Gate on the lymphocytes using forward and sideward scatter area. Then, within the lymphocyte population, gate on single cells using forward scatter width versus area. Use CD3 and CD8 channels to plot single-cell lymphocytes.
Identify CD8-positive T-cells, by gating on CD3-positive and CD8-positive cells. Make sure that CD8-low cells are included in the gating. Propagating on CD3/CD8-positive cells is a critical step in this protocol.
As activation of cells often leads to down regulation of CD3 and/or CD8, CD3/CD8-low cells should also be included. After this, plot the CD8-positive cells versus the tetramer cells, gating on the CD8-positive/tetramer-positive cells. If possible, record 20, 000 cells in the CD3-positive and CD8-positive gate for each sample.

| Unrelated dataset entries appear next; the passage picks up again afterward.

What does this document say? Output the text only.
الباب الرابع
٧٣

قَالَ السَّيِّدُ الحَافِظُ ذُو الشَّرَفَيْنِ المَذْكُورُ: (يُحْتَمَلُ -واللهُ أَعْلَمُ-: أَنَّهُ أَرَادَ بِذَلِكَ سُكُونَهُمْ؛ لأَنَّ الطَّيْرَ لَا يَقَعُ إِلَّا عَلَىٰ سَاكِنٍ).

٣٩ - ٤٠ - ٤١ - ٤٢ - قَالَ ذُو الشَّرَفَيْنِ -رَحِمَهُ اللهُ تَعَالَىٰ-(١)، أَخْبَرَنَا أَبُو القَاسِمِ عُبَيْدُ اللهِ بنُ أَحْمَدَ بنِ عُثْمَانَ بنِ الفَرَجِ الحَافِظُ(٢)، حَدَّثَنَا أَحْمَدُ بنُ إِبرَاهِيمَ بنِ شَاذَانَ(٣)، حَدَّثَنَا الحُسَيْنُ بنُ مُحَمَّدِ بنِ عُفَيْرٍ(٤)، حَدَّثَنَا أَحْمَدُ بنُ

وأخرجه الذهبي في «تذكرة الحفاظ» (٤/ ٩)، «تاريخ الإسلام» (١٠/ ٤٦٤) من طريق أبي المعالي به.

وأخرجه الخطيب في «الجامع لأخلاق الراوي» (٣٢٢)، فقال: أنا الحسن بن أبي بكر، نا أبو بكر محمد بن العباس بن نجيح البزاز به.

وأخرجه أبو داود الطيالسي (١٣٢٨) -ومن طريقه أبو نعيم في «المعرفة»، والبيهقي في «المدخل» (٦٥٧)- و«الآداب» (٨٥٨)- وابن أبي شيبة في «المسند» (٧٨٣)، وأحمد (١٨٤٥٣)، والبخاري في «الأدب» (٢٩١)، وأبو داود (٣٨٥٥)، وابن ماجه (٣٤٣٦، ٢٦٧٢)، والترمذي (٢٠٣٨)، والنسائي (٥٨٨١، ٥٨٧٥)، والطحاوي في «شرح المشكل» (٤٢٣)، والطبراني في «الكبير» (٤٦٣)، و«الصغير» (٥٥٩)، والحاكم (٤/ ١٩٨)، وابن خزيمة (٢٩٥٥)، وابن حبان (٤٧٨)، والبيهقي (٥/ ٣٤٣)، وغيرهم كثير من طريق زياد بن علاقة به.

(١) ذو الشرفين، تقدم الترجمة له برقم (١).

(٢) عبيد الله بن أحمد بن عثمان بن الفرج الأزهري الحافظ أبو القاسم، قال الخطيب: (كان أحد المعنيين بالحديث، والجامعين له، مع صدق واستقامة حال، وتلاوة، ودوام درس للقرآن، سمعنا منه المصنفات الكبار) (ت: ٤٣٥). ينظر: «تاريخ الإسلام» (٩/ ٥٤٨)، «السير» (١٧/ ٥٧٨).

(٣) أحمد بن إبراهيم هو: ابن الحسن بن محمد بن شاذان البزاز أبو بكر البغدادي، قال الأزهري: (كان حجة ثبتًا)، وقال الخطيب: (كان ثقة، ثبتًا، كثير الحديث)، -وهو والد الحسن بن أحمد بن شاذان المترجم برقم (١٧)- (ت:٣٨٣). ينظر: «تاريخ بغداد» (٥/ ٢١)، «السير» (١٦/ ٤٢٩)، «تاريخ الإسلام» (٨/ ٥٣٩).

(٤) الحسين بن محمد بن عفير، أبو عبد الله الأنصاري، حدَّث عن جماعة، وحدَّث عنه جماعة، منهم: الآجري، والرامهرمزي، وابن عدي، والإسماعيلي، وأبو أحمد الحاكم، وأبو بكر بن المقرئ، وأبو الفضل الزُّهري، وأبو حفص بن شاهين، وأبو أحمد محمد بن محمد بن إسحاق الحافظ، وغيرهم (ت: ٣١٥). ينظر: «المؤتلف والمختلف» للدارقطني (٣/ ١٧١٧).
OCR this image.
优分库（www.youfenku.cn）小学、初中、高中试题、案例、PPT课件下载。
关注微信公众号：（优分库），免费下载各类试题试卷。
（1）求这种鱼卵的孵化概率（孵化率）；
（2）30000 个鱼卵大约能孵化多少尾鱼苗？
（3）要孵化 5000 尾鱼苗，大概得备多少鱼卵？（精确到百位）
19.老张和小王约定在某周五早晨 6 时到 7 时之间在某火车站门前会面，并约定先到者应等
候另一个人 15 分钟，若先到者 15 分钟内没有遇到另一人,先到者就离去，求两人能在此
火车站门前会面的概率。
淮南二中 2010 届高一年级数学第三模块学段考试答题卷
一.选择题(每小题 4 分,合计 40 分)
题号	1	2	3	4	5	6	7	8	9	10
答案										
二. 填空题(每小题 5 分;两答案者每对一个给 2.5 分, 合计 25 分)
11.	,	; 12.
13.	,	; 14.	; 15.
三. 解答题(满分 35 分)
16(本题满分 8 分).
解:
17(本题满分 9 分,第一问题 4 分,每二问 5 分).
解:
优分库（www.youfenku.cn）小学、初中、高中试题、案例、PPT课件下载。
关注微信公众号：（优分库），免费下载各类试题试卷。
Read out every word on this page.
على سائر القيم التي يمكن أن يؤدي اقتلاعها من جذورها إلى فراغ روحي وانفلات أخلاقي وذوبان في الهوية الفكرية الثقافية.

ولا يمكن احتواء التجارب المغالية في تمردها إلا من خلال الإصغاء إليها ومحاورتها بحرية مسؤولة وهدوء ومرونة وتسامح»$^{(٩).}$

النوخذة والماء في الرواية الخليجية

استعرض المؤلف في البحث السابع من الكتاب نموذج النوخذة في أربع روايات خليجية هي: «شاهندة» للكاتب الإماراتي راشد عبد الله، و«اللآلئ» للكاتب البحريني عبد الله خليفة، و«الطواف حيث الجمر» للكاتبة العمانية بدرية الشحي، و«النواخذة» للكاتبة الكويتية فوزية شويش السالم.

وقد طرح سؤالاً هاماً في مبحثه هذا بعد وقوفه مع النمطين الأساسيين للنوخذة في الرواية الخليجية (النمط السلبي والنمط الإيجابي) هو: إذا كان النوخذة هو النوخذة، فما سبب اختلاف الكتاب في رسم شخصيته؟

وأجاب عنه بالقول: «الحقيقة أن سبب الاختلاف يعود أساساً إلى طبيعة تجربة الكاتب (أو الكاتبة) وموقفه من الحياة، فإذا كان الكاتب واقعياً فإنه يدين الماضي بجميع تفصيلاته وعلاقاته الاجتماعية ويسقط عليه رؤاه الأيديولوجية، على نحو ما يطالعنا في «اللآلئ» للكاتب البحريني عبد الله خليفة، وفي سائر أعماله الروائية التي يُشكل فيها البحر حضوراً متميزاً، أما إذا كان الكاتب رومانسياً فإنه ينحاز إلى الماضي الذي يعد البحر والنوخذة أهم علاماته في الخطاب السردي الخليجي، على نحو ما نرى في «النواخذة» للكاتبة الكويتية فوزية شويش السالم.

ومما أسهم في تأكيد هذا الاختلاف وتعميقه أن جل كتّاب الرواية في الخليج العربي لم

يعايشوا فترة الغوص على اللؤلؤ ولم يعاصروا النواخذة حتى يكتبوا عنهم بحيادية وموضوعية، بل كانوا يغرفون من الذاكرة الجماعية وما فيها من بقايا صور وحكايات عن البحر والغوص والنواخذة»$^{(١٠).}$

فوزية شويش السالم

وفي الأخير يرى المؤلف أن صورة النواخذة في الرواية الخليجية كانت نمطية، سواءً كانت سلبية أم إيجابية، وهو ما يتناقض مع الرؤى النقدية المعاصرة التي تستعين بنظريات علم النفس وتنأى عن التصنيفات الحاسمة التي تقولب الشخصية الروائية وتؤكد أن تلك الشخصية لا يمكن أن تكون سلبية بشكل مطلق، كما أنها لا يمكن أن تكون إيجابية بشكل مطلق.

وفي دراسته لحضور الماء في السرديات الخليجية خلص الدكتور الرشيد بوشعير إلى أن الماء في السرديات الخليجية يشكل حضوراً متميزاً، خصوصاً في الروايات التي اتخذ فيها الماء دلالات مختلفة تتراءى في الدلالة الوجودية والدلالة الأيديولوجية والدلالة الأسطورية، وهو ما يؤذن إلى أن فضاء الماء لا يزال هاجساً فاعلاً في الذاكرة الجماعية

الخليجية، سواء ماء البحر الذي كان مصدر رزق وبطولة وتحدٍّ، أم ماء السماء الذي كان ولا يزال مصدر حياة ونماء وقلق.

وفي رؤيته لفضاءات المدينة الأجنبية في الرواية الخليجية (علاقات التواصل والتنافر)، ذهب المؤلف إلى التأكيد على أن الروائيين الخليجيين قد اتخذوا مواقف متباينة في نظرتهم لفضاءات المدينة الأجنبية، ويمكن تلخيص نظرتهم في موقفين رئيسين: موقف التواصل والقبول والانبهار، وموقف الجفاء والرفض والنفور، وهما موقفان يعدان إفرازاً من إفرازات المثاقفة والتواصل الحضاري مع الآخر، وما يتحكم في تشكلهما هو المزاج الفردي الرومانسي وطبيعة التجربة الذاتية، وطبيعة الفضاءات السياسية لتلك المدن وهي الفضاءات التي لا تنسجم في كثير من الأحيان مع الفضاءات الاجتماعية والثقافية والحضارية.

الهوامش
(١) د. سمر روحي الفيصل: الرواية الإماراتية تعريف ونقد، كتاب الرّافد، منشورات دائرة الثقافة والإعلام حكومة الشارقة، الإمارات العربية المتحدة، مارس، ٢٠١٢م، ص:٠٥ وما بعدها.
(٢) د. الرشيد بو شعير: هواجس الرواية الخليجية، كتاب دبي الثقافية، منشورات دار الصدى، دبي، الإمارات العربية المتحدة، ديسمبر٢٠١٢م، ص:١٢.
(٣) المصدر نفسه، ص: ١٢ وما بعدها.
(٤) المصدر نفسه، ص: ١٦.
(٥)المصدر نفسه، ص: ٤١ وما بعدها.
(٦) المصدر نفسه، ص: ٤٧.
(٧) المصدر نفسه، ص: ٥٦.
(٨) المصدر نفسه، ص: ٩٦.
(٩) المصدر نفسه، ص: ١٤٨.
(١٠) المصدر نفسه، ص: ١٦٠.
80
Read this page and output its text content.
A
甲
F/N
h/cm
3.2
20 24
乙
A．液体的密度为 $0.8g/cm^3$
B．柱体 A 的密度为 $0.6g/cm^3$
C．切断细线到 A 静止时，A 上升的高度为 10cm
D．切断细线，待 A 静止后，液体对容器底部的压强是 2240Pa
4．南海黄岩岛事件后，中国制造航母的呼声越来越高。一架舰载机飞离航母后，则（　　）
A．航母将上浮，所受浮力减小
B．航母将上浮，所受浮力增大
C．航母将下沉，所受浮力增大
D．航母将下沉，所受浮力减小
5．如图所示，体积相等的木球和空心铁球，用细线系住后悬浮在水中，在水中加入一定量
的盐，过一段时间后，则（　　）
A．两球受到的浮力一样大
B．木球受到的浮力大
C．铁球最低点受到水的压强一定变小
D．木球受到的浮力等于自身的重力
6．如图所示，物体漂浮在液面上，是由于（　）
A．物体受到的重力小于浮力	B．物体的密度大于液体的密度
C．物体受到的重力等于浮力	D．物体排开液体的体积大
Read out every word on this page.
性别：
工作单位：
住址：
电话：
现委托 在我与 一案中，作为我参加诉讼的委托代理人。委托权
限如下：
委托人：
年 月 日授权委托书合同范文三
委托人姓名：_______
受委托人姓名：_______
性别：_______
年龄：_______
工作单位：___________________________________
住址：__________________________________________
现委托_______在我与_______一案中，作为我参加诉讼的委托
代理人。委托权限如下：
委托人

Finally, save the measurements as a FCS file. In this protocol, antigen-specific CD8+T-cells were quantitatively detected in blood and tissue samples. After gating the CD3-positive and CD8-positive cells, tetramer-positive cells were identified.
Two different tetramers were combined in the same tube for staining, allowing for simultaneous quantification of two different CTL specificities. Using this protocol, T-cell responses from the same mouse can be followed over time, as only small amounts of blood are needed for each measurement. Additionally, phenotypes of antigen-specific CTLs can be analyzed.
While attempting this procedure, it is important to avoid prolonged incubation times, as this can lead to internalization of T-cell receptors. Since the discovery of tetramer technology, tetramer staining has become an essential tool for T-cell analysis, and a broad range of applications, which include tetramers accruing. A bright future for bright tetramers.